Gespräche mit Ottmar Edenhofer haben Grusel-Faktor. So beschreibt der Professor, wie die internationale Klimapolitik in eine „hochriskante“ Phase eingetreten ist. Die Gas- und Ölstaaten versuchen, neue Technologien, etwa so genannte CO2-Staubsauger, als „Feigenblatt“ zu nutzen, um ihr fossiles Geschäft zu retten. Doch dann würde es zu heiß auf der Erde.
Noch kann der Klima-Krimi gut ausgehen. Denn die EU hat schon ein Werkzeug entwickelt, um gemeinsam mit den USA den Ausstieg aus den Fossilen erfolgreich durchzusetzen, wie Edenhofer erklärt. Für die entscheidenden Weichenstellungen blieben aber nur noch „wenige Monate“ Zeit.
Frage: Herr Professor Edenhofer, steht der Ausstieg aus den fossilen Energien auf der Kippe?
Antwort: Nein, aber der Weg zur Klimaneutralität ist kein Selbstläufer. Es geht jetzt auf die nächste Runde der internationalen Klimaverhandlungen zu, und hier ist in letzter Zeit eine gefährliche Debatte aufgekommen: Die Gas- und Ölstaaten sehen eine Möglichkeit, mit neuen Technologien ihr fossiles Geschäft fortführen zu können. Statt aus den Fossilen auszusteigen und die Emissionen zu senken, setzen sie in einem unrealistischen Ausmaß auf die Abscheidung und Speicherung von CO2-Emissionen im Nachhinein.
Frage: Die USA auch. Präsident Joe Biden will eine neue Industrie für CO2-Staubsauger hochziehen. Ist das nicht großartig?

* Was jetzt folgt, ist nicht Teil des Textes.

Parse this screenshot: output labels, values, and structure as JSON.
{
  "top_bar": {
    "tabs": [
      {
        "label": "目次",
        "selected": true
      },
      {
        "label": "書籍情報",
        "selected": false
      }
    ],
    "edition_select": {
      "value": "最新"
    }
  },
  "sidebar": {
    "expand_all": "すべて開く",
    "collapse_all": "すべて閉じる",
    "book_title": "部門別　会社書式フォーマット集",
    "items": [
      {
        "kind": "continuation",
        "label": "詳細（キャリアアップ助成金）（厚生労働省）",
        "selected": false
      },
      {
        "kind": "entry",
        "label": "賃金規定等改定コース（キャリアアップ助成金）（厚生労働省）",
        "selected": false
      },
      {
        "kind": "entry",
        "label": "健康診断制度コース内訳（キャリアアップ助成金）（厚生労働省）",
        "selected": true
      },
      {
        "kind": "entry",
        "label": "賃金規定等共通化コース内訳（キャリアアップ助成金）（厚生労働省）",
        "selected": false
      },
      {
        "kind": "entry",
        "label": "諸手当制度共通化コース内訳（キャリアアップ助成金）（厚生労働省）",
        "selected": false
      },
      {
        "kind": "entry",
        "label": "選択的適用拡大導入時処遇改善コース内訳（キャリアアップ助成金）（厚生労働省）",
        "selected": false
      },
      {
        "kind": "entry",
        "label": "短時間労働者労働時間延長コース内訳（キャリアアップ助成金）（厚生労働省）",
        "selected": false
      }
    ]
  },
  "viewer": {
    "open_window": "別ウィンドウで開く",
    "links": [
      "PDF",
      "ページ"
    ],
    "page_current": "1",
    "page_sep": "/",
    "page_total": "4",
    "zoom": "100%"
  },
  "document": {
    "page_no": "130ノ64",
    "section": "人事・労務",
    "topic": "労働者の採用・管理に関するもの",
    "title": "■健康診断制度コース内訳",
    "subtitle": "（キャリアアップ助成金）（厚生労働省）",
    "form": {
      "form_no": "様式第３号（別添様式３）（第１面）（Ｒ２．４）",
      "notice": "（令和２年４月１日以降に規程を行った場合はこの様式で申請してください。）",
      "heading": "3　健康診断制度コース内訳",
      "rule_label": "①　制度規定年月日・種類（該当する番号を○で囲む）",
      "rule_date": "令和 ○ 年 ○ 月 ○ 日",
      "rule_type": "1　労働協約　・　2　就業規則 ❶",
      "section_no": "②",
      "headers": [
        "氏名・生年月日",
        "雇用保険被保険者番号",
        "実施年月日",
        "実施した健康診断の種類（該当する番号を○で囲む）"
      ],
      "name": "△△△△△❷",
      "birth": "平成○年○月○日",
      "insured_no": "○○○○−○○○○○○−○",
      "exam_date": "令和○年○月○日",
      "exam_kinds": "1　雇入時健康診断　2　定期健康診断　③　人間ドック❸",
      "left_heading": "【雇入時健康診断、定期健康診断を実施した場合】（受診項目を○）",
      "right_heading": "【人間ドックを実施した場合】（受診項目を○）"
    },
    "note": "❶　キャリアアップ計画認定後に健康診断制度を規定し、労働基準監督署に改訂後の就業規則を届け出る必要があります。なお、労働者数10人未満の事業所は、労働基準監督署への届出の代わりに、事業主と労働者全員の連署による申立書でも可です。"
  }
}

Antwort: So einfach ist es leider nicht. An der Vermeidung von CO2-Emissionen jetzt geht kein Weg vorbei, das zeigt unsere Forschung. Der Entzug von Emissionen aus der Atmosphäre ist zwar notwendig, kann aber das Vermindern von Emissionen nicht ersetzen. Wir werden in einer zweiten Phase der Klimapolitik ab etwa 2050 auf negative Emissionstechnologien angewiesen sein, mit deren Hilfe wir die CO2-Konzentration in der Atmosphäre weiter senken können, damit wir nicht weit oder auf Dauer über das 1,5-Grad-Ziel hinausschießen. Dafür braucht es neue Technologien, um die nicht vermeidbare Restemissionen auszugleichen, etwa aus Industrieprozessen, aber auch aus der Landwirtschaft. Wir müssen aber darüber hinausgehen und in der Bilanz negative Emissionen erreichen.
Frage: Machbar ist das?
Antwort: Das ist zum Beispiel durch Direct Air Capiture möglich, verbunden mit der Einlagerung von CO2 im geologischen Untergrund (CCS). Man wird nicht das gesamte CO2 einlagern, sondern einen Teil dieses atmosphärischen CO2 werden wir für die Produktion synthetischer Kraftstoffe verwenden. Unterm Strich ist die CO2-Entnahme eine planetarische Müllabfuhr: Die muss jene Emissionen aufräumen und entsorgen, die bis Mitte des Jahrhunderts weiter in die Luft geblasen werden.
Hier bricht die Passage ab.